Donnerstag, 6. Februar 2014

Widersprich keinem NLP Coach?

Zuerst dachte ich: "Warum habe ich es schon wieder getan? Ich weiß doch, wie so etwas ausgeht!" Jetzt denke ich, ich sollte es immer und immer wieder tun! Ich muss nur meine Argumente ändern. Ich kenne doch ihre Strategien so gut.

Leider konnte ich nicht meine Klappe halten. Dieses arrogante "Du musst nur positiv denken, dann wirst Du glücklich, alles wird funktionieren und alle werden Dich lieben" macht mir jedes Mal wieder einen dicken Hals. Sie verhöhnen damit nicht nur mich, sondern all jene, die gemobbt, eingesperrt, gefoltert und getötet wurden. Was sollten die mit Sprüchen anfangen wie "Warum hast du da mitgespielt?" oder "Wenn du das emotional an dich heran lässt, dann ist das dein Problem und du musst dringend therapiert werden".

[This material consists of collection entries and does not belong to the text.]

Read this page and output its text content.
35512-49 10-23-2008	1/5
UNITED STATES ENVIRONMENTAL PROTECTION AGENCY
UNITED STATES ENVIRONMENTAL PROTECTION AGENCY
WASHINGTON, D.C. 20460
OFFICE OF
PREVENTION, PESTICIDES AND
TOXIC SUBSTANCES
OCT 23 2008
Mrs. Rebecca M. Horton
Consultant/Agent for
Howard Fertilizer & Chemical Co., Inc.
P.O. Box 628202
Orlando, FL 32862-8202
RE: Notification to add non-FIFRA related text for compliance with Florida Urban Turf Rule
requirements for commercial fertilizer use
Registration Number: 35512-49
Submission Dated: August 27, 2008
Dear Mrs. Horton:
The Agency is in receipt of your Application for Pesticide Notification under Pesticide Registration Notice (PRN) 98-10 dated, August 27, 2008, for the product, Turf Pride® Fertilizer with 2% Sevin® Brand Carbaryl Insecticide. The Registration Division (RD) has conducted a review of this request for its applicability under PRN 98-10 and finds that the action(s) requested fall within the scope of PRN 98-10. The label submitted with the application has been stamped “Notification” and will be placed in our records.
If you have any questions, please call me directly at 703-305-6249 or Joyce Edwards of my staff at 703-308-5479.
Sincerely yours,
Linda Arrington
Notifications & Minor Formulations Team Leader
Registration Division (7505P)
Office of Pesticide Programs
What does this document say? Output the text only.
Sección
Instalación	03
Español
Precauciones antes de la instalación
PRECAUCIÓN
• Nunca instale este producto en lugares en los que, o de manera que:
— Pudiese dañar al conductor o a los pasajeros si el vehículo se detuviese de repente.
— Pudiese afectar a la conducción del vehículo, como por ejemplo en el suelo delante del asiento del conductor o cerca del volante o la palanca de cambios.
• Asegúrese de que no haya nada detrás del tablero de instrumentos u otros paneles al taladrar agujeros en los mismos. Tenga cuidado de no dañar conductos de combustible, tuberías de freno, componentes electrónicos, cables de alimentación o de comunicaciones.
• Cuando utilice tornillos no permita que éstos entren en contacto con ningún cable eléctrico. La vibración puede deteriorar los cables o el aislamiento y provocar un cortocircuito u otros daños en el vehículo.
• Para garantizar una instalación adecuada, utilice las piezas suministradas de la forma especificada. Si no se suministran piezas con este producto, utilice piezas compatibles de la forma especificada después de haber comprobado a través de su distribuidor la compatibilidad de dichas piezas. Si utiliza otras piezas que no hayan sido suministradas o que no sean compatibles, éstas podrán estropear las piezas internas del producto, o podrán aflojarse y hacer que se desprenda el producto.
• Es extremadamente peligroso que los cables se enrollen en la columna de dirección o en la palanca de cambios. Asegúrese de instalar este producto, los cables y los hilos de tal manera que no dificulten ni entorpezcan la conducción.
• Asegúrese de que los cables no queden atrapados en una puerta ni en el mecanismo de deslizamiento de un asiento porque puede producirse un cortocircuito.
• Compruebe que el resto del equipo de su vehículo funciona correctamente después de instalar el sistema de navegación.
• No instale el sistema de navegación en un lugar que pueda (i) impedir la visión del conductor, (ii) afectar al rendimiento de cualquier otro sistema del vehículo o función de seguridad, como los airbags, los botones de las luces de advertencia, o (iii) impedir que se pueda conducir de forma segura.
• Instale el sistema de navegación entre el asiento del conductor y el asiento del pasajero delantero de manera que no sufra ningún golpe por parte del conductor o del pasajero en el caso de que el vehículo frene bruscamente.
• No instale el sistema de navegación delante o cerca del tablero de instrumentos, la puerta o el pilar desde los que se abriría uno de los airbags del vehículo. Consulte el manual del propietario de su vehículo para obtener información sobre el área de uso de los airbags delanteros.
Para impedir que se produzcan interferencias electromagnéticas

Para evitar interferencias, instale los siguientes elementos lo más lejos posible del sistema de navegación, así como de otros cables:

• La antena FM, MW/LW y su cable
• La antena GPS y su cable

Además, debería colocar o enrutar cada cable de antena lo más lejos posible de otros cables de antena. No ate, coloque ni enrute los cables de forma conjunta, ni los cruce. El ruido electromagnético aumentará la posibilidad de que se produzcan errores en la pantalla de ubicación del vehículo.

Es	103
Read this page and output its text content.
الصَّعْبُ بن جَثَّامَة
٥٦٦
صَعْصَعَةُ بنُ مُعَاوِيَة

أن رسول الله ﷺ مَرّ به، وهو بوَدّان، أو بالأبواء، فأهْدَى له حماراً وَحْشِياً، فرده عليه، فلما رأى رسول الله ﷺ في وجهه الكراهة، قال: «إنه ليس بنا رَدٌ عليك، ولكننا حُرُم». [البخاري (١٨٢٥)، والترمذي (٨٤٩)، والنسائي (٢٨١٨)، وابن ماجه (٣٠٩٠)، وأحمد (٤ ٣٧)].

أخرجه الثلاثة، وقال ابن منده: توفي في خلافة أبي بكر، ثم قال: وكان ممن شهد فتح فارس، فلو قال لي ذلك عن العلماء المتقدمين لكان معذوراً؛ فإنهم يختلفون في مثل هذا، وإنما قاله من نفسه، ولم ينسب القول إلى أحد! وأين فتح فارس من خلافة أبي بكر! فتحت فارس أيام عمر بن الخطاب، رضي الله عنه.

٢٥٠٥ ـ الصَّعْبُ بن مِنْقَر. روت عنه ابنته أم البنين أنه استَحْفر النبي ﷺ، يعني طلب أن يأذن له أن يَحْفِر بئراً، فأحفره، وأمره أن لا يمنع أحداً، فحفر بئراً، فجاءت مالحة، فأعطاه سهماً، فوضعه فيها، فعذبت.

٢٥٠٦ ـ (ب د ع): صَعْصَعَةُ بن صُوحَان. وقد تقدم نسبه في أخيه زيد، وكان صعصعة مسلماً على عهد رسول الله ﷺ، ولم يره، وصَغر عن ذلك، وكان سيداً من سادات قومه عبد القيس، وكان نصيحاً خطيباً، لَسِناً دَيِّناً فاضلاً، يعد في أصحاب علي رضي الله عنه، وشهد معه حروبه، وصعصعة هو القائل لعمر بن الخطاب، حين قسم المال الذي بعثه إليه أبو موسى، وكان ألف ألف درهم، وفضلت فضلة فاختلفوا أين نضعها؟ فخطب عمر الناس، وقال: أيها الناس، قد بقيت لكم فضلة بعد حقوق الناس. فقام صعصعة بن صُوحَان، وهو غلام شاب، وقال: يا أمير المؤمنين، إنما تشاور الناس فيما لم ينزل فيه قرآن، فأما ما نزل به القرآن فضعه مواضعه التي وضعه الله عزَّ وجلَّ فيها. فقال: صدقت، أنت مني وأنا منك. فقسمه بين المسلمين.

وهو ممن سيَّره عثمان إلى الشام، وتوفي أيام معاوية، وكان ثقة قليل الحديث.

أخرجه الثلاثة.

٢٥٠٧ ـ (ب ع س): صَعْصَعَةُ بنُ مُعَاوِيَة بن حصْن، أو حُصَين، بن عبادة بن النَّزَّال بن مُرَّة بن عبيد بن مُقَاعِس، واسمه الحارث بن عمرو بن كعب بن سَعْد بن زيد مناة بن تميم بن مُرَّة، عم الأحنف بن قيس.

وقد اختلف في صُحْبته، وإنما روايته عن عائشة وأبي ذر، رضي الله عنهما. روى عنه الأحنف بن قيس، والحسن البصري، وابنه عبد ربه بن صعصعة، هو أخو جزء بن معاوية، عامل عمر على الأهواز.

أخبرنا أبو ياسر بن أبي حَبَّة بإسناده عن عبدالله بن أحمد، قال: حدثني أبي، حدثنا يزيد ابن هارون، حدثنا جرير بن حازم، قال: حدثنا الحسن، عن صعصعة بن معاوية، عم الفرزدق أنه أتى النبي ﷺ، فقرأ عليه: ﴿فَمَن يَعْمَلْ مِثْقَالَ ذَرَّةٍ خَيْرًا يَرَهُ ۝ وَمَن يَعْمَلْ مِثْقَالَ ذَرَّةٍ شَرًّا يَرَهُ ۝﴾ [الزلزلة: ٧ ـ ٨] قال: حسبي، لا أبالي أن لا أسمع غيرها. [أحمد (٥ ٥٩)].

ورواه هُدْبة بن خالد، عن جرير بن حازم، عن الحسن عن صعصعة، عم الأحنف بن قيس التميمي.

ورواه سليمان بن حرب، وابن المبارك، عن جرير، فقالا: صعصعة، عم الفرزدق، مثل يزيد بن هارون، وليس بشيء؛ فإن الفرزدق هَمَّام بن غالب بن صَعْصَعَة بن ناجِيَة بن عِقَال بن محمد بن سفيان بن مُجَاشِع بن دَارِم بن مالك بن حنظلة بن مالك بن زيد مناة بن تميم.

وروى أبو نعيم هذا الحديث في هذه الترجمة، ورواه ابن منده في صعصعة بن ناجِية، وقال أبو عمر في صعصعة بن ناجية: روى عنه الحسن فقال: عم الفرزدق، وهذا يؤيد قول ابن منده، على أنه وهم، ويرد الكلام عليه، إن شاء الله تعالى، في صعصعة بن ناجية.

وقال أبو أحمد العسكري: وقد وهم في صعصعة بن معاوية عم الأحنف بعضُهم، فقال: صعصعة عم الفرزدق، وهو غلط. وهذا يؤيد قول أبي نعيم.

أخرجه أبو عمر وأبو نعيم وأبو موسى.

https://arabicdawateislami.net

Es ist definitiv KEINE gute Strategie, sie mit ihren eigenen Argumenten kriegen zu wollen. Wenn der NLP Coach sagt: "Ich bin perfekt, ich mache alles richtig und darum lieben mich meine Fans", dann lieben ihn alle. Wenn er auch noch zugibt, mal einen Fehler gemacht und daraus supertoll gelernt zu haben, dann lieben ihn die Menschen noch viel mehr. Da wird die heile Welt versprochen, eine Welt, die ich allein durch mein Denken ganz selbst steuern kann. Und selbst Niederlagen machen einen nicht fertig, sondern nur stärker, wenn man NLP denkt. Jeder kann das, hurra!

Und dann komme ich dämliche Idiotin daher und sage: "Es gibt böse Menschen, die lassen sich nicht steuern. Mein Glück macht sie nur neidisch und dann wollen sie erst recht alles zerstören." Es ist kein gutes Argument, mich auf eigene Erfahrung zu berufen. Auch wenn Mrs. Perfect das selbst tut. Man kann durchaus öffentlich zugeben, alles richtig gemacht zu haben. Man kann aber nicht zugeben, Fehler gemacht zu haben. Und wer das Opfer eines Verbrechens wird, hat ja offensichtlich was falsch gemacht. Sonst wäre das nicht passiert. Wir haben doch gerade gehört - hat da jemand nicht aufgepasst? - dass wenn man perfekt denkt, das Leben auch perfekt verläuft. Muss ich das nochmal wiederholen für die renitente, destruktive Dame links hinten? Kann mir da bitte mal jemand helfen, der die Lektion begriffen hat?

Sobald der NLP Coach auf Widerspruch stößt, aktiviert er sofort die Gruppe. Er stellt sich selbst als freundlichen Helfer da, die begriffsstutzige Dame links hinten als nachhilfebedürftig, der wir nette Gruppe jetzt freundlicherweise auf die Sprünge helfen. Also alle gemeinsam im Chor: "Niemand kann dir etwas tun, wenn du... positiv denkst, jawohl!" Hey, ich habe böse Menschen gesehen" Psychopathen existieren! Borderliner existieren, die sich wilde Geschichten ausdenken und als Fakten herumerzählen. Mobber, die keinerlei Skrupel haben. Sadisten, die gerne andere leiden sehen. Ja, sie existieren!

Nein, nein, die Dame links hinten sieht das falsch. Wenn Menschen sich ihr gegenüber schlecht benehmen, dann spiegeln sie sie nur. Das Negative, das muss sie zuerst gedacht haben! Und wenn sie Psychopathen sieht, dann ist sie vermutlich selbst einer!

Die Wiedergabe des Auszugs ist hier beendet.